This newly discovered picture was first published as an important addition to the oeuvre of Giambattista Pittoni by Annalisa Scarpa Sonino in 2009, in the catalogue to the Madrid exhibition Settecento veneziano: Dal barocco al neoclassicismo (loc. cit.). We are grateful to Professor George Knox for confirming this attribution on the basis of photographs, and for proposing that the depicted apostle is Saint Peter. As Knox notes (private communication, 28 October 2009), although Saint Peter's usual attribute of the Holy Keys is missing, he can be identified on the basis of the tuft of hair in the middle of his forehead, which is a traditional element of his iconography in Venetian painting. It is a consistent feature not only of Pittoni's depictions of the Apostle, but also, for example, of the depiction of Saint Peter by Giandomenico Tiepolo in his drawings illustrating the The Acts of Peter (see A.M. Gealt and G. Knox, Domenico Tiepolo: A New Testament, Bloomington, Indiana, 2006, pp. 544ff., pls. 228-62).

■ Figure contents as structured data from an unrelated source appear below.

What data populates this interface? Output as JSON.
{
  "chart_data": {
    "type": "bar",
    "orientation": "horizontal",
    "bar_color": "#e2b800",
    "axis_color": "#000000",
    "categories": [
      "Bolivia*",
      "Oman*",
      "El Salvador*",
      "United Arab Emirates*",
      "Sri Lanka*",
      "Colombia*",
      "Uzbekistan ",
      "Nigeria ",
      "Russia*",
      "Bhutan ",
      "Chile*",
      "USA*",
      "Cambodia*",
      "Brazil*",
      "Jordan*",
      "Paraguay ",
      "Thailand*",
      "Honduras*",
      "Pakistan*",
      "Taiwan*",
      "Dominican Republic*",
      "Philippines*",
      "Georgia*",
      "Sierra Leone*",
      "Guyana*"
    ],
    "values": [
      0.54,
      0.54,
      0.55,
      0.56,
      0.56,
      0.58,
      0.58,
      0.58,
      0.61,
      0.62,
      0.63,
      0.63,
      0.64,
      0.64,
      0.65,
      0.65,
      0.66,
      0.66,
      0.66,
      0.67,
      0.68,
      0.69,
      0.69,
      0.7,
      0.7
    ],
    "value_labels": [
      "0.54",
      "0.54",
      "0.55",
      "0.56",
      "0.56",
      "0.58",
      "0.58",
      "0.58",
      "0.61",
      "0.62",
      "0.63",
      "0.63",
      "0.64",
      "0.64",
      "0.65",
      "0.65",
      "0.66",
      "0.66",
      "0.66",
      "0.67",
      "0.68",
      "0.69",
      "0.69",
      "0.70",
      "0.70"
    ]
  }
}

Pittoni painted numerous compositions which include the figure of Saint Peter as a principal protagonist (see F. Zava Bocazzi, Pittoni: L'Opera completa, Venice, 1979, nos. 45, 47-50, 124, 125, 361-5, 427-9). While the present work is not closely related to any of them, it bears comparison to a number of smaller easel paintings focusing on a single figure, often half-length or bust-length and, as here, closely cropped by the perimeter of the picture plane (see idem, nos. 394, 416, 443, 454). It has been proposed that the present picture may be a fragment of a larger composition, cut down and transformed into an oval; Knox, however, believes it to be an 'integral work in its own right', and not a fragment. It stands as a beautiful example of the late Venetian Baroque, infused, as Scarpa Sonino notes (private communication, 28 October 2009), with the Neapolitan influence brought to Venice in the mid-seventeenth century by Luca Giordano.